2D data table source files

In the dataset source folder folder, a subfolder 2D_datatables should be present. This is the root for a set of folders, each one describing an individual 2D data table, with the name of the folder serving as an identifier.

In each 2D data table folder, a zarr DirectoryStore data.zarr should be present, containing the arrays of properties. (example file).

In addition, a yaml settings file should be present in the 2D data table folder (see 2D Datatable settings).

Zarr source file structure

The source DirectoryStore data.zarr may contain the following arrays:

Properties arrays
One or more arrays specifying properties of the 2D data table. Note that these arrays can be 3D but the first two dimensions should be row and column.
Column index 1D array
A 1D array listing the identifiers of all columns, in the order they are used in the properties matrices.
Row index 1D array
A 1D array listing the identifiers of all rows, in the order they are used in the properties matrices.
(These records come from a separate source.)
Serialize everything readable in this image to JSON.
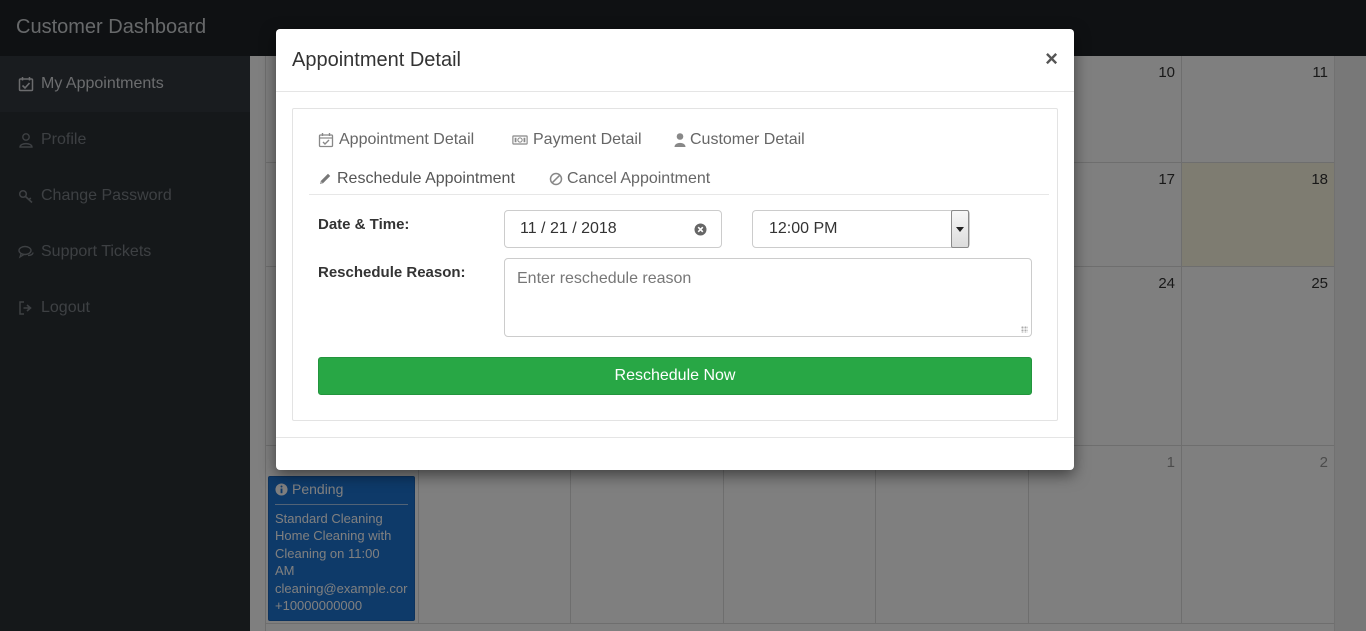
{
  "app": {
    "title": "Customer Dashboard"
  },
  "sidebar": {
    "items": [
      {
        "label": "My Appointments",
        "icon": "calendar-check-icon",
        "active": true
      },
      {
        "label": "Profile",
        "icon": "user-icon",
        "active": false
      },
      {
        "label": "Change Password",
        "icon": "key-icon",
        "active": false
      },
      {
        "label": "Support Tickets",
        "icon": "comments-icon",
        "active": false
      },
      {
        "label": "Logout",
        "icon": "sign-out-icon",
        "active": false
      }
    ]
  },
  "calendar": {
    "days": [
      "10",
      "11",
      "17",
      "18",
      "24",
      "25",
      "1",
      "2"
    ],
    "today": "18",
    "event": {
      "status": "Pending",
      "status_icon": "info-circle-icon",
      "lines": [
        "Standard Cleaning",
        "Home Cleaning with",
        "Cleaning on 11:00",
        "AM",
        "cleaning@example.cor",
        "+10000000000"
      ]
    }
  },
  "modal": {
    "title": "Appointment Detail",
    "close_label": "×",
    "tabs": [
      {
        "label": "Appointment Detail",
        "icon": "calendar-check-icon"
      },
      {
        "label": "Payment Detail",
        "icon": "money-icon"
      },
      {
        "label": "Customer Detail",
        "icon": "user-icon"
      },
      {
        "label": "Reschedule Appointment",
        "icon": "pencil-icon"
      },
      {
        "label": "Cancel Appointment",
        "icon": "ban-icon"
      }
    ],
    "active_tab": "Reschedule Appointment",
    "form": {
      "date_time_label": "Date & Time:",
      "date_value": "11 / 21 / 2018",
      "time_value": "12:00 PM",
      "reason_label": "Reschedule Reason:",
      "reason_placeholder": "Enter reschedule reason",
      "submit_label": "Reschedule Now"
    }
  },
  "colors": {
    "topbar": "#1e2226",
    "sidebar": "#2b3035",
    "event": "#1d74d3",
    "today": "#fcf8e3",
    "primary_button": "#28a745"
  }
}
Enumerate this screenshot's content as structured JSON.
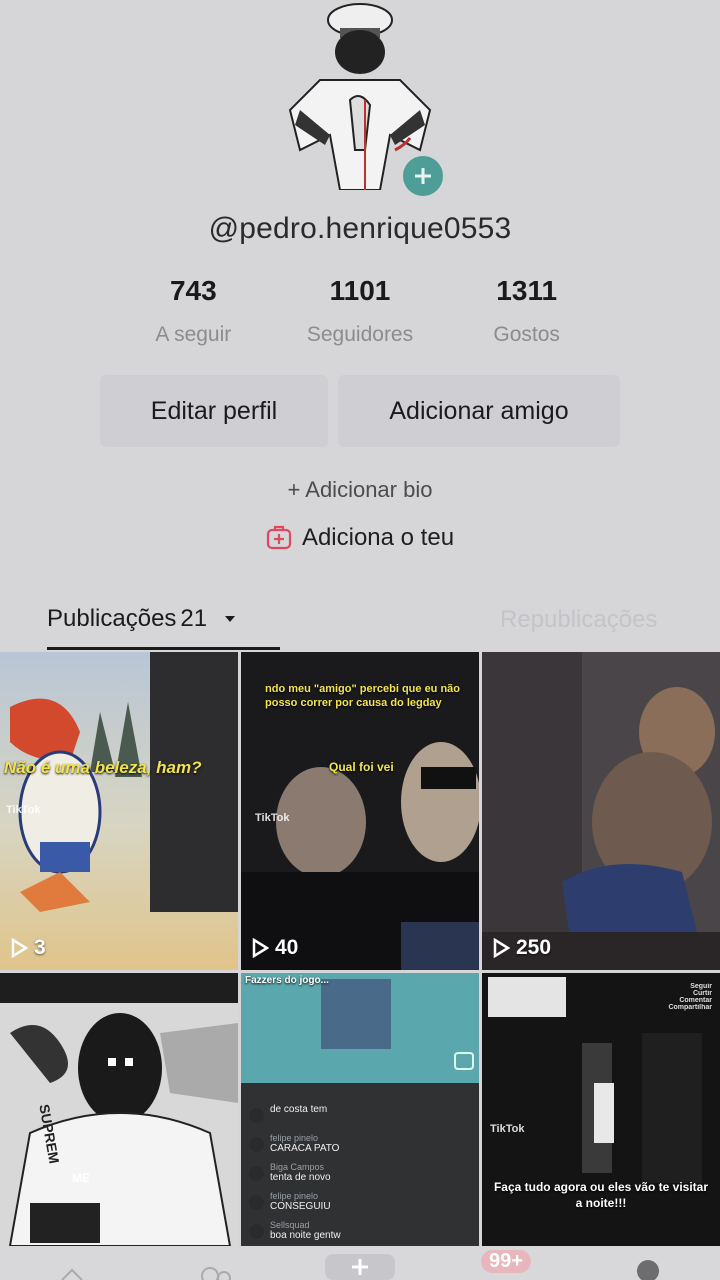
{
  "profile": {
    "username": "@pedro.henrique0553",
    "avatar_icon": "masked-figure-avatar",
    "add_avatar_icon": "plus-icon"
  },
  "stats": [
    {
      "value": "743",
      "label": "A seguir"
    },
    {
      "value": "1101",
      "label": "Seguidores"
    },
    {
      "value": "1311",
      "label": "Gostos"
    }
  ],
  "actions": {
    "edit_label": "Editar perfil",
    "add_friend_label": "Adicionar amigo"
  },
  "bio": {
    "add_bio_label": "+ Adicionar bio",
    "add_link_label": "Adiciona o teu",
    "add_link_icon": "plus-square-icon"
  },
  "tabs": {
    "posts_label": "Publicações",
    "posts_count": "21",
    "reposts_label": "Republicações"
  },
  "videos": [
    {
      "views": "3",
      "caption": "Não é uma beleza, ham?",
      "watermark": "TikTok"
    },
    {
      "views": "40",
      "caption_top": "ndo meu \"amigo\" percebi que eu não posso correr por causa do legday",
      "caption_mid": "Qual foi vei",
      "watermark": "TikTok"
    },
    {
      "views": "250"
    },
    {
      "caption": "SUPREM",
      "subtext": "ME"
    },
    {
      "header": "Fazzers do jogo...",
      "comments": [
        {
          "name": "",
          "text": "de costa tem"
        },
        {
          "name": "felipe pinelo",
          "text": "CARACA PATO"
        },
        {
          "name": "Biga Campos",
          "text": "tenta de novo"
        },
        {
          "name": "felipe pinelo",
          "text": "CONSEGUIU"
        },
        {
          "name": "Sellsquad",
          "text": "boa noite gentw"
        }
      ]
    },
    {
      "caption": "Faça tudo agora ou eles vão te visitar a noite!!!",
      "watermark": "TikTok",
      "side_menu": [
        "Seguir",
        "Curtir",
        "Comentar",
        "Compartilhar"
      ]
    }
  ],
  "bottom_nav": {
    "badge": "99+"
  },
  "colors": {
    "background": "#d6d6d9",
    "accent_teal": "#4e9d97",
    "accent_red": "#e0485f"
  }
}
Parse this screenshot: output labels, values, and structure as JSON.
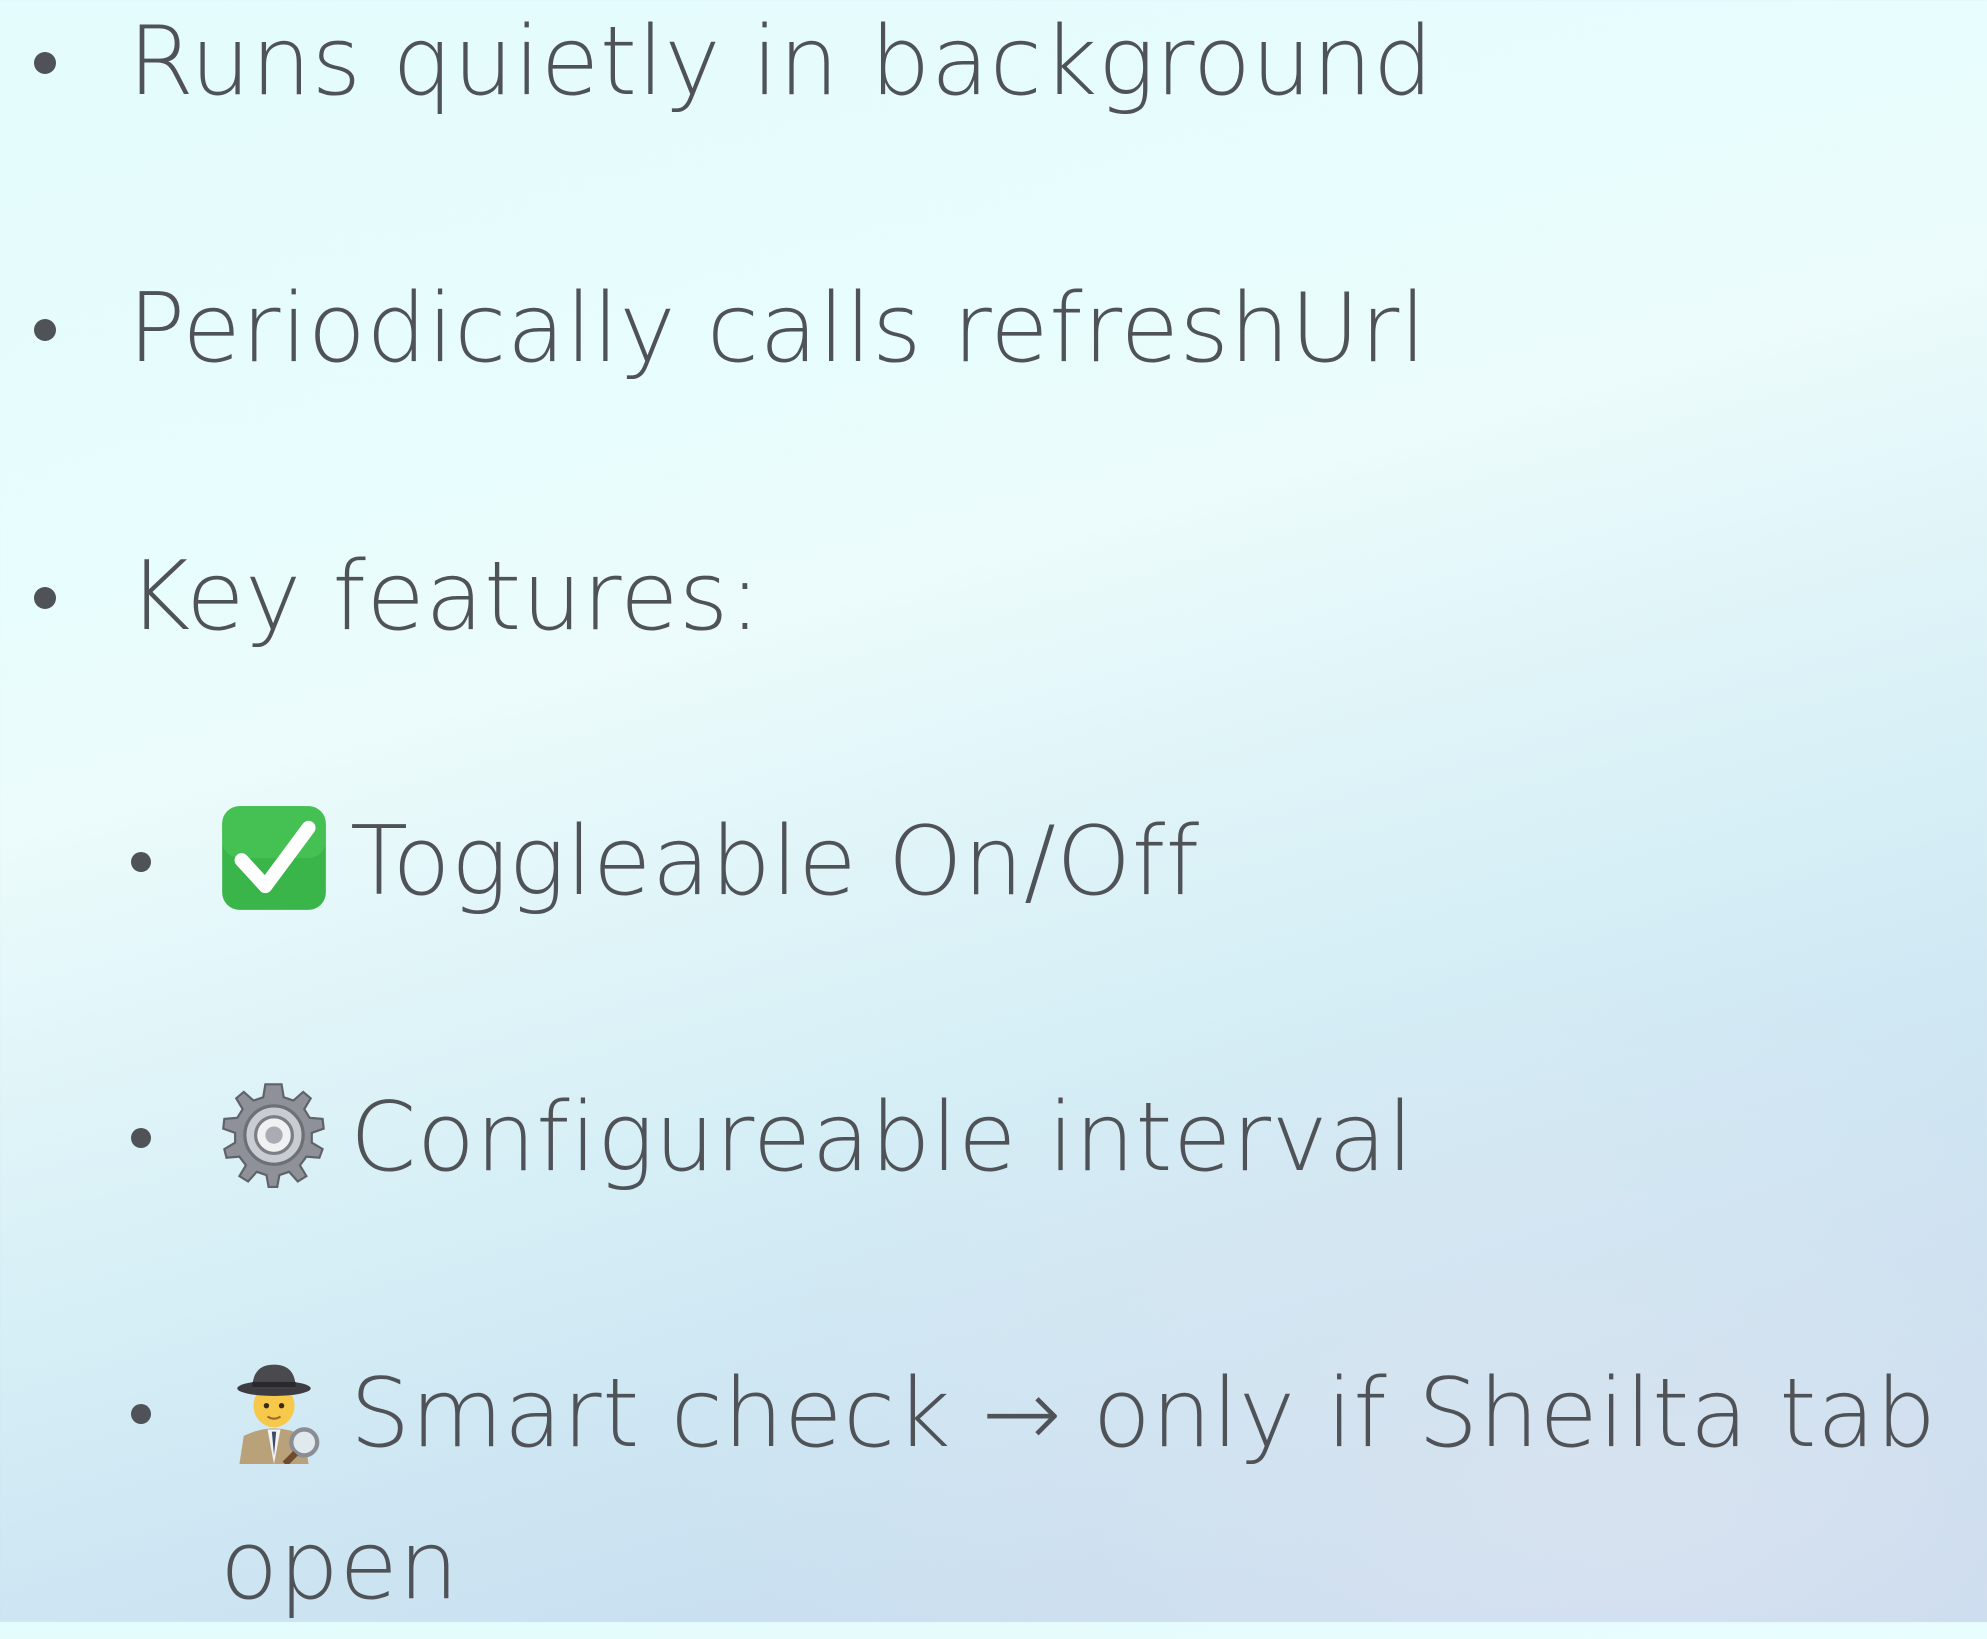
{
  "bullets": [
    {
      "text": "Runs quietly in background"
    },
    {
      "text": "Periodically calls refreshUrl"
    },
    {
      "text": "Key features:"
    }
  ],
  "features": [
    {
      "icon": "check-mark-button-icon",
      "text": "Toggleable On/Off"
    },
    {
      "icon": "gear-icon",
      "text": "Configureable interval"
    },
    {
      "icon": "detective-icon",
      "text": "Smart check → only if Sheilta tab",
      "continuation": "open"
    }
  ],
  "colors": {
    "text": "#4f5257",
    "check_green": "#3ab54a"
  }
}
Only scalar builtin dtypes (ie not structured with fields or user-defined) or strings currently permitted for zarr arrays.

Example python zarr creation code:

import zarr
store = zarr.DirectoryStore(output_dir)
root_grp = zarr.group(store, overwrite=True)
call = outfile.create_dataset("call", shape=(1000,10,2), dtype='i1')
call[:,:,:] = my_array_of_calls
allele_depth = outfile.create_dataset("allele_depth", shape=(1000,10,3), dtype='i2')
allele_depth[:,:,:] = my_array_depth
quality = outfile.create_dataset("quality", shape=(1000,10), dtype='i4')
quality[:,:] = my_array_of_quality

We recommend using VCFNP for converting from VCF. See the VCF example for details of how to do this.